Over-aggressiveness near noisy boundaries. In domains where the boundary between classes is genuinely fuzzy (not because of data quality, but because the phenomenon itself is ambiguous), ADASYN can push the classifier too hard into ambiguous territory and hurt overall calibration.
Not deterministic across runs. The difficulty ratio computation is stable, but the synthetic sample generation involves random interpolation. Results can vary meaningfully across random seeds, especially on small datasets. Fix random_state in experiments.

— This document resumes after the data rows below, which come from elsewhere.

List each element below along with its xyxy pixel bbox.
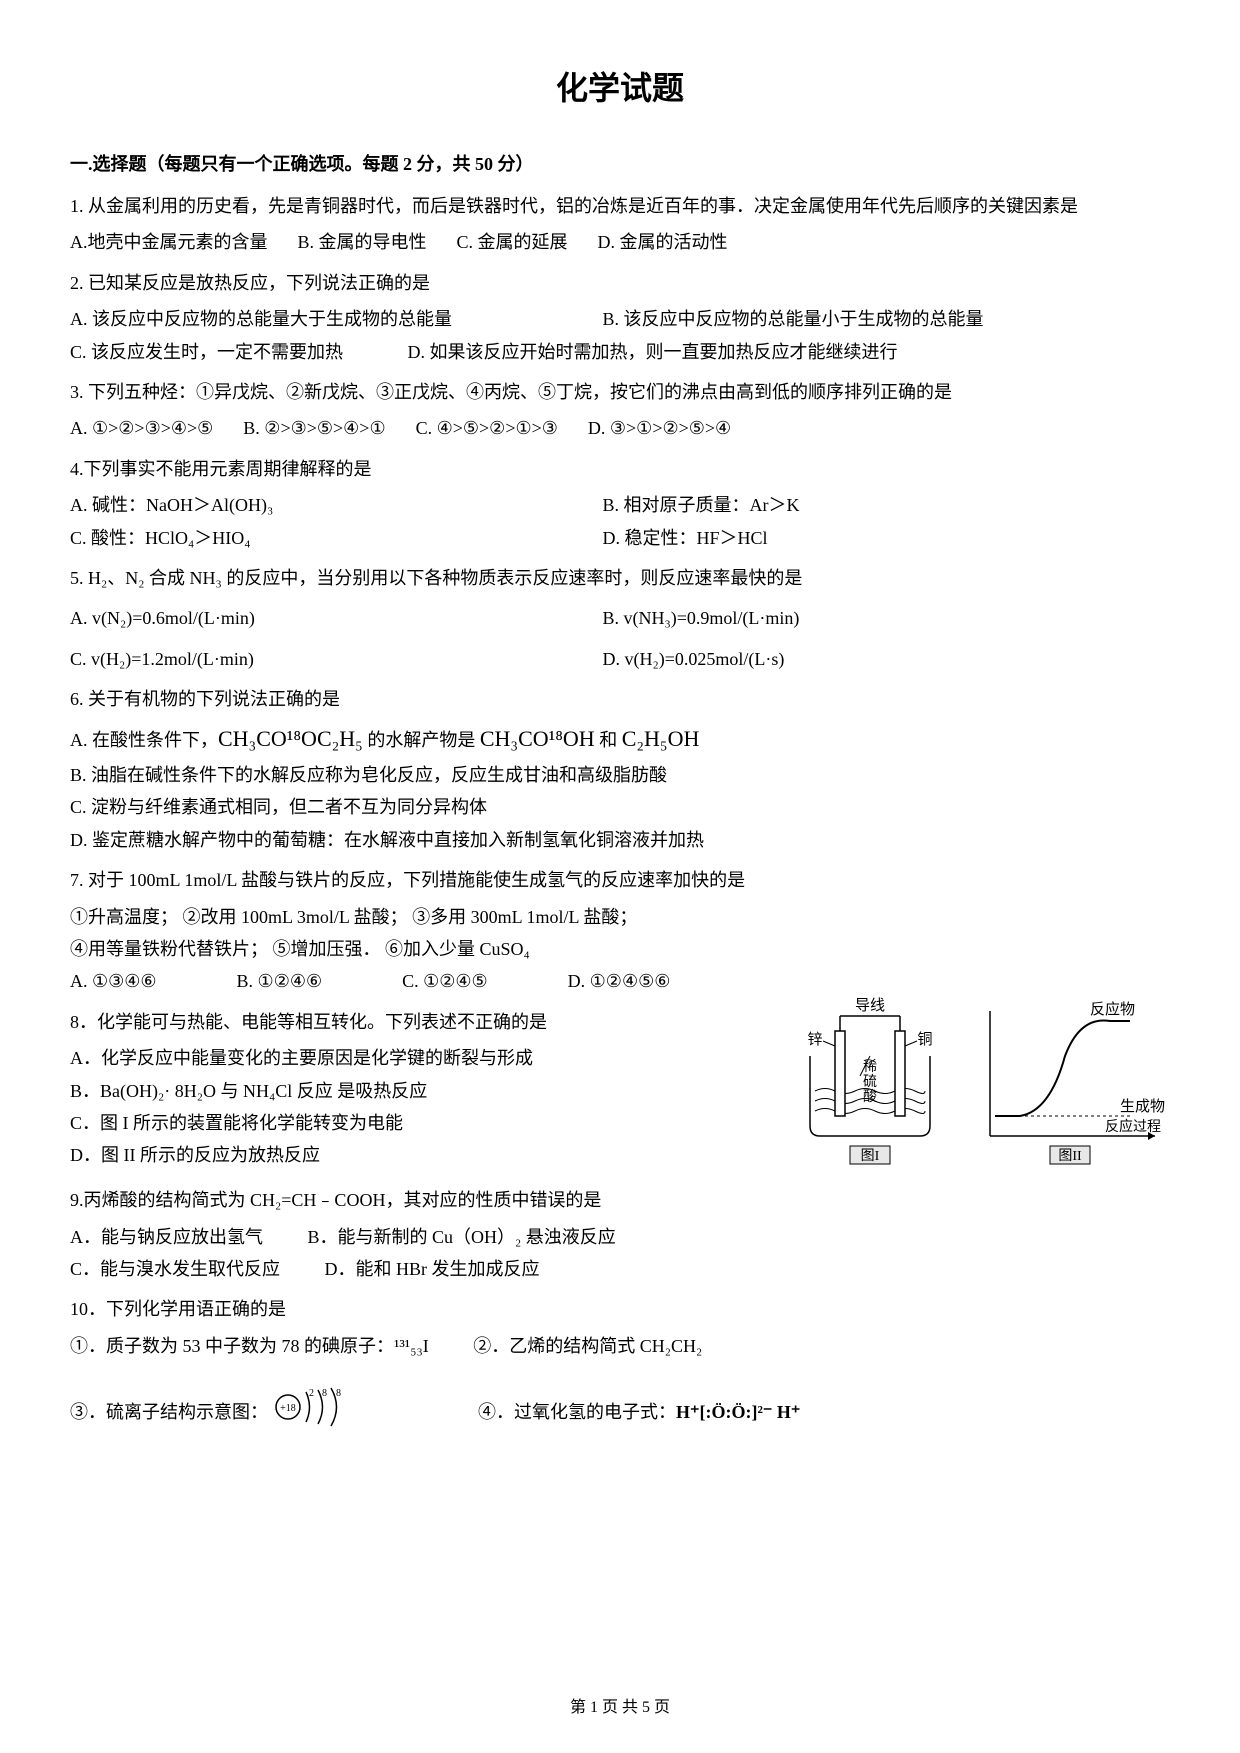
q10-opt-1: ①．质子数为 53 中子数为 78 的碘原子：¹³¹₅₃I (70, 1330, 429, 1362)
q2-opt-c: C. 该反应发生时，一定不需要加热 (70, 336, 343, 368)
q6a-f1: CH₃CO¹⁸OC₂H₅ (218, 726, 363, 751)
q8-opt-a: A．化学反应中能量变化的主要原因是化学键的断裂与形成 (70, 1042, 780, 1074)
q7-line1: ①升高温度； ②改用 100mL 3mol/L 盐酸； ③多用 300mL 1m… (70, 901, 1170, 933)
q3-opt-b: B. ②>③>⑤>④>① (243, 412, 385, 444)
q8-text: 8．化学能可与热能、电能等相互转化。下列表述不正确的是 (70, 1006, 780, 1038)
q10-opt-3: ③．硫离子结构示意图： (70, 1396, 268, 1428)
q5-opt-b: B. v(NH₃)=0.9mol/(L·min) (603, 602, 1131, 634)
q8-opt-c: C．图 I 所示的装置能将化学能转变为电能 (70, 1107, 780, 1139)
fig-acid1: 稀 (863, 1059, 877, 1075)
q7-line2: ④用等量铁粉代替铁片； ⑤增加压强． ⑥加入少量 CuSO₄ (70, 933, 1170, 965)
question-10: 10．下列化学用语正确的是 ①．质子数为 53 中子数为 78 的碘原子：¹³¹… (70, 1293, 1170, 1442)
question-2: 2. 已知某反应是放热反应，下列说法正确的是 A. 该反应中反应物的总能量大于生… (70, 267, 1170, 368)
svg-text:8: 8 (336, 1388, 341, 1399)
q1-opt-c: C. 金属的延展 (457, 226, 568, 258)
q2-opt-d: D. 如果该反应开始时需加热，则一直要加热反应才能继续进行 (408, 336, 898, 368)
q4-opt-c: C. 酸性：HClO₄＞HIO₄ (70, 522, 598, 554)
q7-opt-c: C. ①②④⑤ (402, 965, 488, 997)
question-8: 8．化学能可与热能、电能等相互转化。下列表述不正确的是 A．化学反应中能量变化的… (70, 1006, 1170, 1176)
q10-opt-4-prefix: ④．过氧化氢的电子式： (478, 1396, 676, 1428)
question-4: 4.下列事实不能用元素周期律解释的是 A. 碱性：NaOH＞Al(OH)₃ B.… (70, 453, 1170, 554)
svg-text:+18: +18 (280, 1403, 296, 1414)
q4-opt-b: B. 相对原子质量：Ar＞K (603, 489, 1131, 521)
q1-text: 1. 从金属利用的历史看，先是青铜器时代，而后是铁器时代，铝的冶炼是近百年的事．… (70, 190, 1170, 222)
q6-opt-d: D. 鉴定蔗糖水解产物中的葡萄糖：在水解液中直接加入新制氢氧化铜溶液并加热 (70, 824, 1170, 856)
q4-opt-a: A. 碱性：NaOH＞Al(OH)₃ (70, 489, 598, 521)
q10-opt-2: ②．乙烯的结构简式 CH₂CH₂ (473, 1330, 702, 1362)
q8-figure: 导线 锌 铜 稀 硫 酸 图I 反应物 生成物 (790, 996, 1170, 1176)
q5-opt-d: D. v(H₂)=0.025mol/(L·s) (603, 643, 1131, 675)
q9-opt-c: C．能与溴水发生取代反应 (70, 1253, 280, 1285)
q8-opt-b: B．Ba(OH)₂· 8H₂O 与 NH₄Cl 反应 是吸热反应 (70, 1075, 780, 1107)
fig-zinc-label: 锌 (807, 1031, 822, 1048)
q3-opt-d: D. ③>①>②>⑤>④ (588, 412, 731, 444)
q2-opt-a: A. 该反应中反应物的总能量大于生成物的总能量 (70, 303, 598, 335)
q6-opt-b: B. 油脂在碱性条件下的水解反应称为皂化反应，反应生成甘油和高级脂肪酸 (70, 759, 1170, 791)
q9-opt-b: B．能与新制的 Cu（OH）₂ 悬浊液反应 (308, 1221, 616, 1253)
q6a-f2: CH₃CO¹⁸OH (480, 726, 595, 751)
svg-text:2: 2 (309, 1388, 314, 1399)
fig2-label: 图II (1058, 1149, 1082, 1164)
q6a-and: 和 (595, 730, 622, 750)
q2-opt-b: B. 该反应中反应物的总能量小于生成物的总能量 (603, 303, 1131, 335)
q7-opt-b: B. ①②④⑥ (237, 965, 323, 997)
question-9: 9.丙烯酸的结构简式为 CH₂=CH﹣COOH，其对应的性质中错误的是 A．能与… (70, 1184, 1170, 1285)
fig-process-label: 反应过程 (1105, 1118, 1161, 1135)
svg-text:8: 8 (322, 1388, 327, 1399)
q6a-f3: C₂H₅OH (622, 726, 700, 751)
q4-text: 4.下列事实不能用元素周期律解释的是 (70, 453, 1170, 485)
q5-text: 5. H₂、N₂ 合成 NH₃ 的反应中，当分别用以下各种物质表示反应速率时，则… (70, 562, 1170, 594)
q5-opt-a: A. v(N₂)=0.6mol/(L·min) (70, 602, 598, 634)
q1-opt-b: B. 金属的导电性 (298, 226, 427, 258)
q8-opt-d: D．图 II 所示的反应为放热反应 (70, 1139, 780, 1171)
q6-text: 6. 关于有机物的下列说法正确的是 (70, 683, 1170, 715)
q5-opt-c: C. v(H₂)=1.2mol/(L·min) (70, 643, 598, 675)
question-5: 5. H₂、N₂ 合成 NH₃ 的反应中，当分别用以下各种物质表示反应速率时，则… (70, 562, 1170, 675)
fig-wire-label: 导线 (855, 997, 885, 1014)
q2-text: 2. 已知某反应是放热反应，下列说法正确的是 (70, 267, 1170, 299)
fig-reactant-label: 反应物 (1090, 1000, 1135, 1018)
q7-text: 7. 对于 100mL 1mol/L 盐酸与铁片的反应，下列措施能使生成氢气的反… (70, 864, 1170, 896)
q7-opt-d: D. ①②④⑤⑥ (568, 965, 671, 997)
q6-opt-c: C. 淀粉与纤维素通式相同，但二者不互为同分异构体 (70, 791, 1170, 823)
fig1-label: 图I (861, 1149, 880, 1164)
atom-structure-diagram: +18 2 8 8 (273, 1382, 353, 1442)
page-footer: 第 1 页 共 5 页 (0, 1694, 1240, 1723)
q3-text: 3. 下列五种烃：①异戊烷、②新戊烷、③正戊烷、④丙烷、⑤丁烷，按它们的沸点由高… (70, 376, 1170, 408)
page-title: 化学试题 (70, 60, 1170, 118)
q1-opt-a: A.地壳中金属元素的含量 (70, 226, 268, 258)
q10-text: 10．下列化学用语正确的是 (70, 1293, 1170, 1325)
fig-acid2: 硫 (863, 1074, 877, 1090)
q10-electron-formula: H⁺[:Ö:Ö:]²⁻ H⁺ (676, 1396, 800, 1428)
q1-opt-d: D. 金属的活动性 (598, 226, 728, 258)
question-7: 7. 对于 100mL 1mol/L 盐酸与铁片的反应，下列措施能使生成氢气的反… (70, 864, 1170, 998)
fig-copper-label: 铜 (917, 1031, 932, 1048)
q9-opt-a: A．能与钠反应放出氢气 (70, 1221, 263, 1253)
question-1: 1. 从金属利用的历史看，先是青铜器时代，而后是铁器时代，铝的冶炼是近百年的事．… (70, 190, 1170, 259)
question-3: 3. 下列五种烃：①异戊烷、②新戊烷、③正戊烷、④丙烷、⑤丁烷，按它们的沸点由高… (70, 376, 1170, 445)
q4-opt-d: D. 稳定性：HF＞HCl (603, 522, 1131, 554)
q6-opt-a: A. 在酸性条件下，CH₃CO¹⁸OC₂H₅ 的水解产物是 CH₃CO¹⁸OH … (70, 719, 1170, 759)
q9-opt-d: D．能和 HBr 发生加成反应 (325, 1253, 540, 1285)
q7-opt-a: A. ①③④⑥ (70, 965, 157, 997)
q9-text: 9.丙烯酸的结构简式为 CH₂=CH﹣COOH，其对应的性质中错误的是 (70, 1184, 1170, 1216)
q3-opt-c: C. ④>⑤>②>①>③ (416, 412, 558, 444)
q6a-mid: 的水解产物是 (363, 730, 480, 750)
question-6: 6. 关于有机物的下列说法正确的是 A. 在酸性条件下，CH₃CO¹⁸OC₂H₅… (70, 683, 1170, 856)
section-header: 一.选择题（每题只有一个正确选项。每题 2 分，共 50 分） (70, 148, 1170, 180)
fig-acid3: 酸 (863, 1089, 877, 1105)
q6a-prefix: A. 在酸性条件下， (70, 730, 218, 750)
q3-opt-a: A. ①>②>③>④>⑤ (70, 412, 213, 444)
fig-product-label: 生成物 (1120, 1098, 1165, 1115)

Can't handle categorical features. Like all SMOTE variants, ADASYN interpolates linearly in feature space. Mixed-type datasets with categorical columns need preprocessing (target encoding, etc.) or a different approach entirely.
When to Use It
ADASYN makes sense when:
- Your evaluation shows the minority class precision is acceptable but recall is poor on edge cases specifically
- You have a relatively clean dataset — not many mislabeled minority samples
- You're in a high-recall domain (medical diagnosis, fraud detection, safety systems) where missing a positive is more expensive than a false alarm
- SMOTE gave you marginal improvement and you want a more aggressive boundary-focused strategy
Skip ADASYN when:
- Your minority class has label noise — you'll amplify the wrong points
- Precision is as important as recall — the over-aggressiveness near boundaries can hurt it
- Your dataset is small — the difficulty ratios become unreliable with few samples
ADASYN is SMOTE with a feedback signal. It's not smarter about how it generates samples — the interpolation is identical — but it's smarter about where it concentrates effort. That distinction alone is often enough to push a borderline model into production territory.